Rum Spring, by Yolanda Wallace, was published last December by Bold Strokes Books. I have read zero of those extremely popular heterosexual Amish romances, so I have no idea how Rum Spring stacks up, but when I read the tagline of the blurb (“Love or tradition? Which path will she choose?”) I was intrigued. The title refers to “rumspringa,” the Amish tradition of having teenagers venture into the modern world for several years before they commit themselves to the church.
Rebecca Lapp has been friends with Englisher Dylan Mahoney for most of her life, getting to know the other girl despite a language barrier and the restrictions placed upon her by her rigid faith. She knows quite well that her destiny is to marry an Amish boy and spend the rest of her life in her small Pennsylvania town, despite her interest in Dylan and the outside world. Dylan has been in love with Rebecca for years, and has been waiting impatiently for the Amish girl to turn sixteen and begin her rumspringa, hoping that the long list of activities she has created for them (which has enough items to span a lifetime) will help persuade Rebecca to choose Dylan over her family and the only life she has ever known.
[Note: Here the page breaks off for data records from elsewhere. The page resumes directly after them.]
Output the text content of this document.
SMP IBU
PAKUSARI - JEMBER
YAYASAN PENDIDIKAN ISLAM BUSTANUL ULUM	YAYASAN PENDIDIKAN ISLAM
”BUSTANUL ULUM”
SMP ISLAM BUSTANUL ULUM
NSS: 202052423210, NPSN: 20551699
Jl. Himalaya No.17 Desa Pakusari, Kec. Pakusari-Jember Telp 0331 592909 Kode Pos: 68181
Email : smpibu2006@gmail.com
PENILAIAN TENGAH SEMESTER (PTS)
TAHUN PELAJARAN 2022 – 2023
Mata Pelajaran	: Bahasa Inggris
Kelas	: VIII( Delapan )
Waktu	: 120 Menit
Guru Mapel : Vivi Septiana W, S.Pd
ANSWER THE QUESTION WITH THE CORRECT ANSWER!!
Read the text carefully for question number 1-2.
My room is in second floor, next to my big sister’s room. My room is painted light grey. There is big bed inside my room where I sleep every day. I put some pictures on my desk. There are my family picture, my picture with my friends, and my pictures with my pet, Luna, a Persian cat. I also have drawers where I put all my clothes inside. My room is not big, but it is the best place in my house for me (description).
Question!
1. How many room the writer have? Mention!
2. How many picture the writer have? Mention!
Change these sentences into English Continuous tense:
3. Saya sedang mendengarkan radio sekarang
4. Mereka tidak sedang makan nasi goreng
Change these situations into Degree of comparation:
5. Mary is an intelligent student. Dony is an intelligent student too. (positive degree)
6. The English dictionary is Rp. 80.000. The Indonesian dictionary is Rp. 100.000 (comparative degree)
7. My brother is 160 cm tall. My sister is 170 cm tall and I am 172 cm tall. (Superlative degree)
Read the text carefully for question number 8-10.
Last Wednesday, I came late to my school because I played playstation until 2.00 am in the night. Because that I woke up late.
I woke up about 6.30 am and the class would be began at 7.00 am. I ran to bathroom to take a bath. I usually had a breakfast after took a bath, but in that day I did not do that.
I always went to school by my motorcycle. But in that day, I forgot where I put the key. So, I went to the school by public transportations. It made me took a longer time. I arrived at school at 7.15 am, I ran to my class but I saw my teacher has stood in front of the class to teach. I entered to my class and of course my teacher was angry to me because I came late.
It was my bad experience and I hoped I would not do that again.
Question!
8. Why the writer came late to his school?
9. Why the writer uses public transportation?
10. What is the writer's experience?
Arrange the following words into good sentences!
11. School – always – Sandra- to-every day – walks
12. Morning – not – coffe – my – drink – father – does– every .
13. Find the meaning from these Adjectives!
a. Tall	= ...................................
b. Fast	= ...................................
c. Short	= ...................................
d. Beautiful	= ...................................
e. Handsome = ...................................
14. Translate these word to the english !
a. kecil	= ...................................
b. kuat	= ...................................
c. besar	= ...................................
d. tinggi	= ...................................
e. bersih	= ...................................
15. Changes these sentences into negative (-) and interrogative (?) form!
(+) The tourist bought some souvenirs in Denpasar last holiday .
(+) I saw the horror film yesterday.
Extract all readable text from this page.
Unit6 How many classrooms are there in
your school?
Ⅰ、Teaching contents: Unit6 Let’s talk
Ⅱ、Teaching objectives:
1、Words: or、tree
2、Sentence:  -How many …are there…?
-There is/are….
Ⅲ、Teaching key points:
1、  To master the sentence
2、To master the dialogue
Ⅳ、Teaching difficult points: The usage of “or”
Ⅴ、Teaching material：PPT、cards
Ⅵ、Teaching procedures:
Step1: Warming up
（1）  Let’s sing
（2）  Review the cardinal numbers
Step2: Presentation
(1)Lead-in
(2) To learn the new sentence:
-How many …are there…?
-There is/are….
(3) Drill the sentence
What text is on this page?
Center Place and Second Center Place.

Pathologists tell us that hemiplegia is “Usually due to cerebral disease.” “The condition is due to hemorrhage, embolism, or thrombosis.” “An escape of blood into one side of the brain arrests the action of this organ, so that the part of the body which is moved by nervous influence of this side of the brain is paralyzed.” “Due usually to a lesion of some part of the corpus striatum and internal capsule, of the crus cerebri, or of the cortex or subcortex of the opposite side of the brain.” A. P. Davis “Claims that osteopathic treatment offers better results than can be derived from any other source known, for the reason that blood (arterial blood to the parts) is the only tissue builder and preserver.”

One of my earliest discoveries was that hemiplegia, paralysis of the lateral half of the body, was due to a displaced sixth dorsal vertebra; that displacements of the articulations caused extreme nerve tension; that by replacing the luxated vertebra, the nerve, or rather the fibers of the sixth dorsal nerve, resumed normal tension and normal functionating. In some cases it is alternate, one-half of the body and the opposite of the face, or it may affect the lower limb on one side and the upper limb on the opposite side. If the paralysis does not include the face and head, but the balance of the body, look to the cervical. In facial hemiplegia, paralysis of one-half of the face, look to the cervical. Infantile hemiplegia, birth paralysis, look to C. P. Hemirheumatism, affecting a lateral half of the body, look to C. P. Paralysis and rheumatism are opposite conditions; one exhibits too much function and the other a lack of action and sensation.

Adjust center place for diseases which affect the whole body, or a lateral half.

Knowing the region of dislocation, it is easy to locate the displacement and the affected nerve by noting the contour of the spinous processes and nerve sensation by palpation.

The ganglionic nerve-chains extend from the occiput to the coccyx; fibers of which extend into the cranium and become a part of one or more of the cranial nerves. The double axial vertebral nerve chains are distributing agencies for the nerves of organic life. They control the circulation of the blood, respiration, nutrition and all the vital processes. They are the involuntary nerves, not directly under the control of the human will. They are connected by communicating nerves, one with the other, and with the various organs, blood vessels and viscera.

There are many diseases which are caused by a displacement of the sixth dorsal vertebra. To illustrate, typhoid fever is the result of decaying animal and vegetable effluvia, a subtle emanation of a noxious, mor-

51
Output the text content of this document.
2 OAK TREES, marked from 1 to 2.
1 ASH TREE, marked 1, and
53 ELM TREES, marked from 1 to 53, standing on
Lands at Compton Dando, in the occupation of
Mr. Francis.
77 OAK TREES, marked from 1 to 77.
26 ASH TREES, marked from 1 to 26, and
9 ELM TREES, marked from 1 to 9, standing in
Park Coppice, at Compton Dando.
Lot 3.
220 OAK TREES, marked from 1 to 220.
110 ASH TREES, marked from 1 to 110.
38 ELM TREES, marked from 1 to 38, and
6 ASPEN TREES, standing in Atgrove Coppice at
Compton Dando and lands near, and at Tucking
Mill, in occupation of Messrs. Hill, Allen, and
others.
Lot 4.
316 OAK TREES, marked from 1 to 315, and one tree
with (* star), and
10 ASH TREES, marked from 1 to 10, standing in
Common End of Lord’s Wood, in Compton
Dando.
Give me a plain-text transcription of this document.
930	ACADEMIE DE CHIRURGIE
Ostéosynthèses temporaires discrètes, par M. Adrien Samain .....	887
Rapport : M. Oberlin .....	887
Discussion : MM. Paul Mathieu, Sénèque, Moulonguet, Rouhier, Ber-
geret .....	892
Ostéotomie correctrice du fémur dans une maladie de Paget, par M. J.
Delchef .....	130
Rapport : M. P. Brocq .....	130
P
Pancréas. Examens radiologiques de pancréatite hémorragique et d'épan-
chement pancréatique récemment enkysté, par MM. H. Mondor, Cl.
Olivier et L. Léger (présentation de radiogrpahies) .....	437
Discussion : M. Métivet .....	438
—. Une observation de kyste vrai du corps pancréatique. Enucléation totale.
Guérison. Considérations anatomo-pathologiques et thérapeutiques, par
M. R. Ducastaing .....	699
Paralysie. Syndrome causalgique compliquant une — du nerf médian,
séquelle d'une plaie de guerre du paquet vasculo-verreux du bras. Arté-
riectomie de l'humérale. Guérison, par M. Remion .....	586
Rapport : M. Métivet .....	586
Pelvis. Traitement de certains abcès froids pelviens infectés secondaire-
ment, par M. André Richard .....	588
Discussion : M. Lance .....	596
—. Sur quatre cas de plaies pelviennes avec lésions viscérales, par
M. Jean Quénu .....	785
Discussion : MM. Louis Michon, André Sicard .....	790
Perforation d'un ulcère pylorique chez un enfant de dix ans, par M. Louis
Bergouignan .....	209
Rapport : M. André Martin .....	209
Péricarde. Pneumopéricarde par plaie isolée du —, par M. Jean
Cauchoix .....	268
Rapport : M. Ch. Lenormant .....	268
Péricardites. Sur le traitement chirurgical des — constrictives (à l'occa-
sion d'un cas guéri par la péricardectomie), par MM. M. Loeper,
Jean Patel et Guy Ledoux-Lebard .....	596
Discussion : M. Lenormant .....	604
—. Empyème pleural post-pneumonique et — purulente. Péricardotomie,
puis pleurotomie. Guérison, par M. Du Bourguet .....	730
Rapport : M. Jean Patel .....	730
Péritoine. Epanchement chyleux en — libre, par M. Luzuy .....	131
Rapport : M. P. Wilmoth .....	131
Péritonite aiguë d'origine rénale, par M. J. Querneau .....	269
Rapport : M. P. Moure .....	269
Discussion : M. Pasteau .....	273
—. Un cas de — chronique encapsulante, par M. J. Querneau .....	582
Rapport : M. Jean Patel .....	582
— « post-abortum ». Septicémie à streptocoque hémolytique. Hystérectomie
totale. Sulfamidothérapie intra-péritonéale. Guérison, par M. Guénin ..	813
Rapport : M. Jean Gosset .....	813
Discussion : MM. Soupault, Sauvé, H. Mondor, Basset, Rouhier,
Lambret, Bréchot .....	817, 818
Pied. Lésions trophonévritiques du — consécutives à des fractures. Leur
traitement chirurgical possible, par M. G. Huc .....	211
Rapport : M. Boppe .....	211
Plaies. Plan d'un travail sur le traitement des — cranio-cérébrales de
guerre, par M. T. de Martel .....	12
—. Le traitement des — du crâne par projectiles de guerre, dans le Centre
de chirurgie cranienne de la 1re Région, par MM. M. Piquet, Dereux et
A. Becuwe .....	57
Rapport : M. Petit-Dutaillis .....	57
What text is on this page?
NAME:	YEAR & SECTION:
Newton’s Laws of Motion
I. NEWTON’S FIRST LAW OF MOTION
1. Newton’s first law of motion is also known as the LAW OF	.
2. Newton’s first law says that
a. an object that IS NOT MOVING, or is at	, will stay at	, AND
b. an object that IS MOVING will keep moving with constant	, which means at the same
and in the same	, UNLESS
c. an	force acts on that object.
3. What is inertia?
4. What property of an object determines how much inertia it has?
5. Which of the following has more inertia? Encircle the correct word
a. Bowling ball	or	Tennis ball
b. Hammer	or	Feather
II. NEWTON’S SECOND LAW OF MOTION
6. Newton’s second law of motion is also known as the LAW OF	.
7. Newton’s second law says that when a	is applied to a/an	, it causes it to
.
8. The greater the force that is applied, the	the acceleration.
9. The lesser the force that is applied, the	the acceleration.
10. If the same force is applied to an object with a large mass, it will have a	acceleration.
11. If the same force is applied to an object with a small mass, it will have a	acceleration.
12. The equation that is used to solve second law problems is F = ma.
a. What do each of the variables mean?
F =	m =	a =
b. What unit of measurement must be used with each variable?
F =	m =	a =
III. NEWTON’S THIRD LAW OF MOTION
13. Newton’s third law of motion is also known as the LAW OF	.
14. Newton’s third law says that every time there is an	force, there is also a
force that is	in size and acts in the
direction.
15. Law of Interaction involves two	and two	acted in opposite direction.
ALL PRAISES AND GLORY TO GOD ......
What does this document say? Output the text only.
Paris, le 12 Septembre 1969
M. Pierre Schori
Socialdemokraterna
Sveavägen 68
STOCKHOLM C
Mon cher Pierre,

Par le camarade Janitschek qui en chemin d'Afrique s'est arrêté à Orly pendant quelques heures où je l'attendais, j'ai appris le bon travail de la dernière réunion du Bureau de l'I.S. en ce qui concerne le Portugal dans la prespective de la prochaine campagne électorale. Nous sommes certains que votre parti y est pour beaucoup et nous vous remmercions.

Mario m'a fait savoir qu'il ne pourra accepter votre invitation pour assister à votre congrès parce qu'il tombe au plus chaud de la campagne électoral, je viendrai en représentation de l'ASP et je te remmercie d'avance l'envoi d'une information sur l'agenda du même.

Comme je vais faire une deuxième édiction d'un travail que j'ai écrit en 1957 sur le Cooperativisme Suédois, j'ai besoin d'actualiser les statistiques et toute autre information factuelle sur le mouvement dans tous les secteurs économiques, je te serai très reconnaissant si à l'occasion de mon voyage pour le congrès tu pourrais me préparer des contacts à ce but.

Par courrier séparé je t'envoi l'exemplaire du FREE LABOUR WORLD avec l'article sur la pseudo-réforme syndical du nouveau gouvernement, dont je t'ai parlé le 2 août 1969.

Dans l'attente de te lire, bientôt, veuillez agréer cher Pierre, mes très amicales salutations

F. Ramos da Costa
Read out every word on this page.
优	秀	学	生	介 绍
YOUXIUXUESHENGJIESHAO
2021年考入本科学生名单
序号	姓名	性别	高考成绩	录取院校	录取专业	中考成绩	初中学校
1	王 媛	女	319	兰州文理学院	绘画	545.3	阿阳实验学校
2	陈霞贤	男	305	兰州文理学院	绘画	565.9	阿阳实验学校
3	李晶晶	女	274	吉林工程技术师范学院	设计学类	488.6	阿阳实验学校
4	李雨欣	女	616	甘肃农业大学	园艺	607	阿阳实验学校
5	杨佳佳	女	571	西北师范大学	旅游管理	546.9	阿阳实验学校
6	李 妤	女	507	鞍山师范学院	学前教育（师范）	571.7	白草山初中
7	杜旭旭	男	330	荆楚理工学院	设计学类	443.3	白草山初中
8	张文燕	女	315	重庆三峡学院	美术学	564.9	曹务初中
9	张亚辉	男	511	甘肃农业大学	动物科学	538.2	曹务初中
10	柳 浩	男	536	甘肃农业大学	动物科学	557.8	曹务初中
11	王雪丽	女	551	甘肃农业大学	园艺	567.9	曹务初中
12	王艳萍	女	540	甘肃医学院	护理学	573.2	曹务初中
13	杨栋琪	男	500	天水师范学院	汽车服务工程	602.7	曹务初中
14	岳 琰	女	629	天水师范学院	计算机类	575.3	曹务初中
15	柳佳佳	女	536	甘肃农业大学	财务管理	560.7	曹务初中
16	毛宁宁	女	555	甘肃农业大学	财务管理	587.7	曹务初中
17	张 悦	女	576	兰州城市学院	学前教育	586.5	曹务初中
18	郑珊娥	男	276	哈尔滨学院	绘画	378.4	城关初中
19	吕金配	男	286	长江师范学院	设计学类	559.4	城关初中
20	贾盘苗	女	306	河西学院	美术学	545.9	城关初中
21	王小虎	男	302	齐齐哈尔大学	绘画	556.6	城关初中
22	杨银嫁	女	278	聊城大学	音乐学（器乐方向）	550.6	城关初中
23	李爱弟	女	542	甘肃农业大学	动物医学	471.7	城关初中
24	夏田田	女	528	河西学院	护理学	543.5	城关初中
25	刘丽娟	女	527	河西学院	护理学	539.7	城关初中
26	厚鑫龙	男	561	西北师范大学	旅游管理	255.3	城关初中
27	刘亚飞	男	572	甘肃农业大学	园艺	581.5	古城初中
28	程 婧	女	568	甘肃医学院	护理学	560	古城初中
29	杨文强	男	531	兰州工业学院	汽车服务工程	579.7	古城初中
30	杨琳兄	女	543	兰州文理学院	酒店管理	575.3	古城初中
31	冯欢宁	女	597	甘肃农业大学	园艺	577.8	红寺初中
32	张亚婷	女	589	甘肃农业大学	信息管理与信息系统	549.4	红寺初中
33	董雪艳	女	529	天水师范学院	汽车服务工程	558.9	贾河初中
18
The conflict between Rebecca’s feelings for Dylan and her conservative upbringing feels very real, and the consequences are serious. If Rebecca is caught with Dylan, or chooses to leave the church to spend her life as an outsider, she will lose her parents, her other family members, and the religion that has shaped her entire life. Although she admits her love for Dylan to herself and consummates their relationship on her rumspringa, after Rebecca’s sister Sarah is shunned for her out-of-wedlock pregnancy, she believes that she must remain with her family and commit to the church to fill the void left by her sister. As Dylan struggles to accept that they must forever remain only friends, Rebecca comes to believe that she must be true to herself, no matter the consequences.
Rum Spring feels a lot like a YA novel, not just for the high school and college scenes (Rebecca and Dylan go to the prom!) but because of the themes of growth and change and “coming of age.” The few sex scenes are well and tastefully done–logical extensions of Dylan and Rebecca’s feelings for one another. Rebecca is definitely a more sympathetic character than Dylan, whose determination to woo Rebecca comes off as a bit controlling (see the aforementioned list, which does not seem to allow Rebecca a great deal of independent thought). And her life is, seemingly, less fraught; Dylan’s family is perfectly accepting of who she is, despite being Catholic. [spoiler] One of the disappointing things about Rum Spring was its relatively easy denouement, which lessened the impact of the narrative buildup with its sweetness. This kind of rose-colored glasses perspective appears elsewhere in Wallace’s narrative:
Dylan had to admit her Catholic faith didn’t have the greatest track record when it came to gays and lesbians, but she thought the tide was slowly beginning to turn. Her parish priest, for one, was incredibly understanding and accepting. Perhaps the pope would eventually share his progressive views (148).
Perhaps this is simply reflective of Dylan’s naive optimism where sociopolitical issues are concerned, but I believe it is reflective of Wallace’s overall message, which seems sweetly unrealistic. I would have preferred a bittersweet ending–in which Rebecca has lost everything she thought she needed, but gained a lasting love (which would have been the best payoff for the dilemma Wallace set up)–to one in which they are able to kiss openly in a room that contains all of their family members, both Amish and English. Apparently I am an incurable cynic. [end spoiler]
Aside from the letdown at the end, I found the book well-written and the characters interesting. If you are fascinated by the Amish and rumspringa, looking for a story of young love triumphing over obstacles, or interested in lesbian romance with strong young adult overtones, Rum Spring might be just the book for you.